¿De qué se ríen? y sobre todo ¿por qué aplauden?
Desde el atril, el gobernador del Estado de Nueva York, Andrew Cuomo, grita varias veces: ¡enhorabuena! Y luego, entre risas firma el acta de la nueva Ley de Salud Reproductiva -¿salud? ¿reproductiva?- del Estado de Nueva York. A la firma le suceden los aplausos e incluso los aullidos de algunos de los allí congregados, muchos de ellos mujeres, y no lo entiendo, de veras que no lo entiendo.
¿A qué vienen las risas, las celebraciones? Acaban de aprobar una ley que legaliza el aborto hasta el mismo momento del nacimiento, e incluso más allá si a pesar de todo el empeño para acabar con el bebé, éste consigue sobrevivir. El espectáculo me parece obsceno y sólo consigo ver un fracaso donde otros sienten que han ganado. Y como dice mi amigo Javi, “si esto no está mal, nada está mal”.

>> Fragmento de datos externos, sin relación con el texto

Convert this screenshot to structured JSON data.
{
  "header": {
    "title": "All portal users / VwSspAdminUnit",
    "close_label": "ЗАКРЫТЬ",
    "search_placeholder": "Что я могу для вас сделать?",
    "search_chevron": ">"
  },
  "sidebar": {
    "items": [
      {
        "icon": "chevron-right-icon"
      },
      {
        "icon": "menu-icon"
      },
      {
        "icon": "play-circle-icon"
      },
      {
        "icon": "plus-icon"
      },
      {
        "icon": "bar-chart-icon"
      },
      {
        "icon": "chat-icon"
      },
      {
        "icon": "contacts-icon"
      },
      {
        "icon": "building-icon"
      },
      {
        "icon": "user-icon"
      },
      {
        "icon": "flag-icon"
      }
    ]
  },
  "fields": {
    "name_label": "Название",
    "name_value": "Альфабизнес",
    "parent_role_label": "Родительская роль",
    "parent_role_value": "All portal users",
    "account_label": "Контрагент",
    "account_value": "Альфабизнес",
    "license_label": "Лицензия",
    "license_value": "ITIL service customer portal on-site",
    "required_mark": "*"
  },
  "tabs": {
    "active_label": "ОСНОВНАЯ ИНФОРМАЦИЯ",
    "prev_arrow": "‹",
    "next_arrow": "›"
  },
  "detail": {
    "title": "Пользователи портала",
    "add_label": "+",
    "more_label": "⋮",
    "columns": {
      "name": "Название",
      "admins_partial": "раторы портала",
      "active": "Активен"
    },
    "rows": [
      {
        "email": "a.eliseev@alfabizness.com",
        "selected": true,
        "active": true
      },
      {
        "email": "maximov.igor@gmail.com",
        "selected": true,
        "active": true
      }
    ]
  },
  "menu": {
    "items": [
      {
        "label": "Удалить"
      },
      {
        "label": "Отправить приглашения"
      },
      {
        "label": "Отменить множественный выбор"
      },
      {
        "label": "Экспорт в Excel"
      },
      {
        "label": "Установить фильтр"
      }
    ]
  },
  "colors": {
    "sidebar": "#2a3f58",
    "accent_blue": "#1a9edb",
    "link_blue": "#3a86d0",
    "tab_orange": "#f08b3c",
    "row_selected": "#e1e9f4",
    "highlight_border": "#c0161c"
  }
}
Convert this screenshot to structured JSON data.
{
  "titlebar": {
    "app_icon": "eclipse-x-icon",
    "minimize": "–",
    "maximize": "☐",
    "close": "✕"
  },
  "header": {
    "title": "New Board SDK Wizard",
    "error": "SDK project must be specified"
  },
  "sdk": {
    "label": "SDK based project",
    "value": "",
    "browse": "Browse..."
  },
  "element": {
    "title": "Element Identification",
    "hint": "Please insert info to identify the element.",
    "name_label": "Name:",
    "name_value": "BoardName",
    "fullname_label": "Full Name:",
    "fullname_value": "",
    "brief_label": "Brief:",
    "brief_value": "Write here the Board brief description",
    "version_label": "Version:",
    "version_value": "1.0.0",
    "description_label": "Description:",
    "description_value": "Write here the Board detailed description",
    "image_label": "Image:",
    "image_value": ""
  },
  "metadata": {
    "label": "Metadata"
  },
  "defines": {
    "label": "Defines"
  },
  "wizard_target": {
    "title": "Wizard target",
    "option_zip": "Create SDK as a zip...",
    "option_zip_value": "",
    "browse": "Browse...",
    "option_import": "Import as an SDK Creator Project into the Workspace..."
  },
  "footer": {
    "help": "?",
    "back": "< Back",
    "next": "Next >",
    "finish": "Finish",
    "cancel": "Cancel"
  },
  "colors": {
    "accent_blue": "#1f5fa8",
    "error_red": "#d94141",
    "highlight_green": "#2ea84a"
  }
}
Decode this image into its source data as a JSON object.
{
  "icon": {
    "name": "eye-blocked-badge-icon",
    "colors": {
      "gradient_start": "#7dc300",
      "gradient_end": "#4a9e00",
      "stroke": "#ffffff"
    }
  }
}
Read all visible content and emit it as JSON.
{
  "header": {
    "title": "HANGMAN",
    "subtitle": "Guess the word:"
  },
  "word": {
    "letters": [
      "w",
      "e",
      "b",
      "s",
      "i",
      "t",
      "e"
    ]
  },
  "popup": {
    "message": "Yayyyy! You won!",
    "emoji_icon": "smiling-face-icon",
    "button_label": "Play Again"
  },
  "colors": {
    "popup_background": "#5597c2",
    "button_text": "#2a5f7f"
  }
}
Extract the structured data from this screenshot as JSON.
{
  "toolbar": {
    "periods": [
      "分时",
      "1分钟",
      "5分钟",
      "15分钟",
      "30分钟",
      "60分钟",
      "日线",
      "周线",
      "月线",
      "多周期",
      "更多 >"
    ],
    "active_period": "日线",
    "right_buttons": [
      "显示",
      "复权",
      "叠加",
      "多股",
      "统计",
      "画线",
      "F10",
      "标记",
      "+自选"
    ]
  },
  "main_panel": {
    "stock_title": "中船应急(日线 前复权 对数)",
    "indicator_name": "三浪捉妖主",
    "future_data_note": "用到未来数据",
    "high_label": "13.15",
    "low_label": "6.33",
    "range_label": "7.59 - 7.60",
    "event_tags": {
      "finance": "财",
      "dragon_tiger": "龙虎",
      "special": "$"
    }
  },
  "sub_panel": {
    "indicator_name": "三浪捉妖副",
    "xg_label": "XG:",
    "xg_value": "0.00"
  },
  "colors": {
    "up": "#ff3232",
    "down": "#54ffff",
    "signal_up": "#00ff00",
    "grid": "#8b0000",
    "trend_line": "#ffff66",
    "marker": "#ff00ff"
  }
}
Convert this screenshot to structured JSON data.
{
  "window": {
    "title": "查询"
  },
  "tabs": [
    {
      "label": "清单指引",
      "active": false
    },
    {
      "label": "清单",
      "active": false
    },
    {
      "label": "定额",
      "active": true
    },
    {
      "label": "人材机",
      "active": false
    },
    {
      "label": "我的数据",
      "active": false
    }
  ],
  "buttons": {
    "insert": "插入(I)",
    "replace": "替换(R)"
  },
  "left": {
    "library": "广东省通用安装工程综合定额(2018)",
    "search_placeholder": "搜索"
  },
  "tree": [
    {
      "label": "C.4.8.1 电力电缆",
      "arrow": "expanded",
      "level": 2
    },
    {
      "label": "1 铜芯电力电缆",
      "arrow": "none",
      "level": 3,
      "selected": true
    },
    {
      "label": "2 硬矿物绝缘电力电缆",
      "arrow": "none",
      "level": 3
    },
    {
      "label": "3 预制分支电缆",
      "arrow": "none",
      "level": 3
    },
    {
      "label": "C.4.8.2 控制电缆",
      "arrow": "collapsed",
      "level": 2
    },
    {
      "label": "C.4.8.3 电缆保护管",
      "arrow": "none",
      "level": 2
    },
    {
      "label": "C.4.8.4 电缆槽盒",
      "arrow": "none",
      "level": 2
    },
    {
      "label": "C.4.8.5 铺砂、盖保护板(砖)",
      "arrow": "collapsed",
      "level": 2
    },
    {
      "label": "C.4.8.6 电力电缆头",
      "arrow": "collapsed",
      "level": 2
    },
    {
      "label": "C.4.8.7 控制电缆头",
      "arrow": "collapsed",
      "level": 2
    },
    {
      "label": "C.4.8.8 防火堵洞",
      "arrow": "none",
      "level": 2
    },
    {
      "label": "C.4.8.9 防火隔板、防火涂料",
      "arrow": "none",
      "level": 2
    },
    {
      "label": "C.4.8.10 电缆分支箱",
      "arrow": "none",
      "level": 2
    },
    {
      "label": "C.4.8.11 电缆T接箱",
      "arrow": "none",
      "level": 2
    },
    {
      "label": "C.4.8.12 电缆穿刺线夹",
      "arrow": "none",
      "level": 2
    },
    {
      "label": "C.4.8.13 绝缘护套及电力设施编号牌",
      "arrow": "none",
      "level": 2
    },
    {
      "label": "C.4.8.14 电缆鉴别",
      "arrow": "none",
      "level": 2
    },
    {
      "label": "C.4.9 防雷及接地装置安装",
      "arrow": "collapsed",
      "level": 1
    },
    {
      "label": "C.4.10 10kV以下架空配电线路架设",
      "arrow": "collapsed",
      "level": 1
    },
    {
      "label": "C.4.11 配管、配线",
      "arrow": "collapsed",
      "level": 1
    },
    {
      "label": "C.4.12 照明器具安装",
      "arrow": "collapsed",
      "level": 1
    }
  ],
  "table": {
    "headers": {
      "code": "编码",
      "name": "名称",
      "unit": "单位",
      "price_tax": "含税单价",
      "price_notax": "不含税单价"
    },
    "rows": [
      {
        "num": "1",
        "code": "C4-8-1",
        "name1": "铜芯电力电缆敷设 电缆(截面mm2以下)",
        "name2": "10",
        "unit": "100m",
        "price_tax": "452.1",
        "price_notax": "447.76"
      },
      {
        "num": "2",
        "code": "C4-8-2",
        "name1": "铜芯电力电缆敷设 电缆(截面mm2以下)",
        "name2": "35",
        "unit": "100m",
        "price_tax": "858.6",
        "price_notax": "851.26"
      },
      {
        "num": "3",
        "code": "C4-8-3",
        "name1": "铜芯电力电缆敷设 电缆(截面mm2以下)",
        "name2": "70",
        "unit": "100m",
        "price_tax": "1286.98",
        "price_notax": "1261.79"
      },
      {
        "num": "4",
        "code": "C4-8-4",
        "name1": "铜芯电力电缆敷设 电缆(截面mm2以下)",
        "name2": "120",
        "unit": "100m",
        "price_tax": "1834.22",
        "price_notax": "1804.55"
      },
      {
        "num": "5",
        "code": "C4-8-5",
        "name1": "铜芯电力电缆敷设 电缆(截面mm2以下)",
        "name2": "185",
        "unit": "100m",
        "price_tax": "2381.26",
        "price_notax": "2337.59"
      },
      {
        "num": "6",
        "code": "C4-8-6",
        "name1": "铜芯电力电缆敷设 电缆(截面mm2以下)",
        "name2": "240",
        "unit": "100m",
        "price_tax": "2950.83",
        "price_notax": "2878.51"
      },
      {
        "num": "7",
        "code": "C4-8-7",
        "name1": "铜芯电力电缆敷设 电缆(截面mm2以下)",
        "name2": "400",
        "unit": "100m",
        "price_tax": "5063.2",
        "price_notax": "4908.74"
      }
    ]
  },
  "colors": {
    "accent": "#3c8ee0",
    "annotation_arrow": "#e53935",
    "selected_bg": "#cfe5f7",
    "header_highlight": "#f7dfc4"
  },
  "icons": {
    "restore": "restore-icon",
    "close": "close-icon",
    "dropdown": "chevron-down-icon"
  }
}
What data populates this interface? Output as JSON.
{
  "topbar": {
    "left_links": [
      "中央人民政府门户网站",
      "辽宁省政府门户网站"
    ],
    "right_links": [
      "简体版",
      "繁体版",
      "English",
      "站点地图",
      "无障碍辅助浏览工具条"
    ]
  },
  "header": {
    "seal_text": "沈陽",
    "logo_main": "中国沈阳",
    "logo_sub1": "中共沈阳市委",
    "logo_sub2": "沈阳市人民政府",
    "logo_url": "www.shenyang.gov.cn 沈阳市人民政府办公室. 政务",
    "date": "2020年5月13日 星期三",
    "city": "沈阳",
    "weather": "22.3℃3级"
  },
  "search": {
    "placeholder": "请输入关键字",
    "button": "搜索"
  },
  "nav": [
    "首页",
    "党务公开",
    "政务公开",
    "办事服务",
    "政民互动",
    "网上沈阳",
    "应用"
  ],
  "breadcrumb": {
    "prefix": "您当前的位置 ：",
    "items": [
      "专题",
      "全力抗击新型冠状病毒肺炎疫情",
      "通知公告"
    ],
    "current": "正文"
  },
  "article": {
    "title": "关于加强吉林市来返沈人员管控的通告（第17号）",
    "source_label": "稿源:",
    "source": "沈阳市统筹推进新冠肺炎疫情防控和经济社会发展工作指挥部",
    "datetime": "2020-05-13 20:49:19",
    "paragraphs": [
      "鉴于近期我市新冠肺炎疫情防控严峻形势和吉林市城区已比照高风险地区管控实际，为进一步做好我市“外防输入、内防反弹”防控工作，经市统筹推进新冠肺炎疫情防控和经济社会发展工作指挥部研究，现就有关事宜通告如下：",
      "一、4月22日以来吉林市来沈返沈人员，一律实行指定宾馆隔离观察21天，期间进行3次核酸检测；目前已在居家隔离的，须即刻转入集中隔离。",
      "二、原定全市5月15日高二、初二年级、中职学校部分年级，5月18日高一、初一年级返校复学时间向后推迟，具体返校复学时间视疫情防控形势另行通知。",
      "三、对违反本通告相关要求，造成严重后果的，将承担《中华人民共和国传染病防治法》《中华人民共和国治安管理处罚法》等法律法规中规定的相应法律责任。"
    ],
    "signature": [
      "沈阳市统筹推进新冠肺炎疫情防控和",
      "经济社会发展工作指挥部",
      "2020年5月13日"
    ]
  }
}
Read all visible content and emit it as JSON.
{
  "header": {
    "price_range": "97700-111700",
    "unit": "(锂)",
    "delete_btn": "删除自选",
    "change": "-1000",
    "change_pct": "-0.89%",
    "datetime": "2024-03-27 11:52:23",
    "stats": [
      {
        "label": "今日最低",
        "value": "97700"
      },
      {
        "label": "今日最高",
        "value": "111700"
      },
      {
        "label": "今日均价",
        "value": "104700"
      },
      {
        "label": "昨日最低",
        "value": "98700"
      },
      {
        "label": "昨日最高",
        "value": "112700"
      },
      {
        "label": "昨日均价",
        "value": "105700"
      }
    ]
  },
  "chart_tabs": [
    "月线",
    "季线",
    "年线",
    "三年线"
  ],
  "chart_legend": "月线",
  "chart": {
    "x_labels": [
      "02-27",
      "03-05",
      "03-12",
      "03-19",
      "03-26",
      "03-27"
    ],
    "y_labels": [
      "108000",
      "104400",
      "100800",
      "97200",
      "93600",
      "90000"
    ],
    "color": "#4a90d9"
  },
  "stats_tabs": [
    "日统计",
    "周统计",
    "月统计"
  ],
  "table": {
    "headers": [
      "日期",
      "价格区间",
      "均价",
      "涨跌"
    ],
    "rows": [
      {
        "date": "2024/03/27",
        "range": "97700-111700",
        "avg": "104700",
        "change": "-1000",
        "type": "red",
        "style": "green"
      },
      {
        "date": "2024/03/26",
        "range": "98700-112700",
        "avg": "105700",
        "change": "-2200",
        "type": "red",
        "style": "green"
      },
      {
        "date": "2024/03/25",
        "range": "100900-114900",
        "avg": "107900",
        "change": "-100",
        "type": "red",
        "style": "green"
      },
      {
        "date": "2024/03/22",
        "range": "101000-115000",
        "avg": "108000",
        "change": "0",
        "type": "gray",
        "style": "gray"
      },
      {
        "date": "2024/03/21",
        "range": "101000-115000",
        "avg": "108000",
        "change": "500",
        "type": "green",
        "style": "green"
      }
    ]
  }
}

Y yo sólo puedo añadir que -como de tantas cosas que parecieron justas en su momento, de tanto dolor que se causó a lo largo de la historia en nombre de la Razón, el Derecho, la religión o el provecho- algún día tendremos que avergonzarnos de celebrar la muerte como si de un logro se tratase, y esa sesión del Senado de Nueva York -un Estado en el que la pena capital está, con justicia, abolida desde el 2007-, espero que sea vista algún día como un episodio de los más deshonrosos de la historia de los Estados Unidos.
Y tengo que decirlo: Yo no juzgo a quien aborta, juzgo a quien considera un derecho de la mujer acabar con la vida de un ser humano. Juzgo al que -habiéndolas- no da alternativas a quien podría no abortar. A los que niegan la evidencia científica de la vida tras la fecundación y colocan su inicio donde la oportunidad política aconseja -como si fuesen dioses-, hasta llegar al punto de considerar digno de ser protegido sólo al bebé que consigue superar la meta del canal uterino con vida (o ni tan siquiera eso).
Y juzgo a los que perpetúan el modelo heteropatriarcal -aquí sí heteropatriarcal- que hace responsable sólo a la madre de una vida que se inicia con el concurso de una mujer, sí, pero también de un hombre. Y con la falacia cruel del derecho sobre el propio cuerpo como avance social, se mantiene la secular irresponsabilidad del hombre y el drama para la mujer.
Sí, digo drama, porque lo vendan como lo vendan, el aborto siempre lo es. Por eso son necesarios los eufemismos, los términos engañosos, la falta de información. Algo tan sencillo como oír un latido, como ver en una simple ecografía al ser humano que crece, algo tan necesario para tomar una decisión vital. Pero no. Porque conviene mantener la mentira de la inocuidad del aborto y -cómo no- sostener el millonario negocio de la muerte.
En el Estado de Nueva York habrá, tras esa infame sesión en su Senado, poco lugar para la duda. Por la vía de la modificación de la Ley se despenaliza el homicidio del bebé pasado el sexto mes de embarazo y hasta el momento mismo de su nacimiento si se justifica por el bienestar de la madre. Dejo a su imaginación como se puede acabar con la vida de un niño de nueve meses.
Pero si ese bebé sobrevive al aborto, deja de haber obligación alguna de mantenerle con vida, porque ya no habrá ley que le proteja. Si no había compasión por el niño por nacer, tampoco la habrá por el que ya ha nacido, algo impensable, en Nueva York si hablamos de una mascota.
Y esa ley cuya firma se celebró con tanto alborozo despenaliza también que pueda provocársele un aborto a una mujer sin su consentimiento o contra su voluntad. El aborto forzado pasa desde ahora a salir gratis y se desprotege penalmente a la madre y a su hijo. Y si un médico provoca la muerte de su paciente durante un aborto no tendrá que afrontar cargos penales, a diferencia de cualquier otro médico en cualquier otra intervención. Tampoco hará falta que sea un doctor quien lo lleve a cabo, bastará un enfermero o un médico en prácticas. Ni ser un farmacéutico para dispensar píldoras abortivas, ni tener 16 años para comprarlas (aunque haya que tener 21 para comprar tabaco o alcohol).
Quizás me haya perdido algo, pero no consigo ver el progresismo de esta ley que hace que la vida de un ser humano valga menos que la de un animal de compañía y, por más que lo pienso no puedo ver en qué beneficia a la mujer, ni un solo motivo por el que deba alegrarse de su aprobación.
En Virginia pretende aprobarse otra igual. Me dirán que por qué debería importarme. Se lo cuento: qué más da dónde ocurra. Si esto no está mal, nada está mal.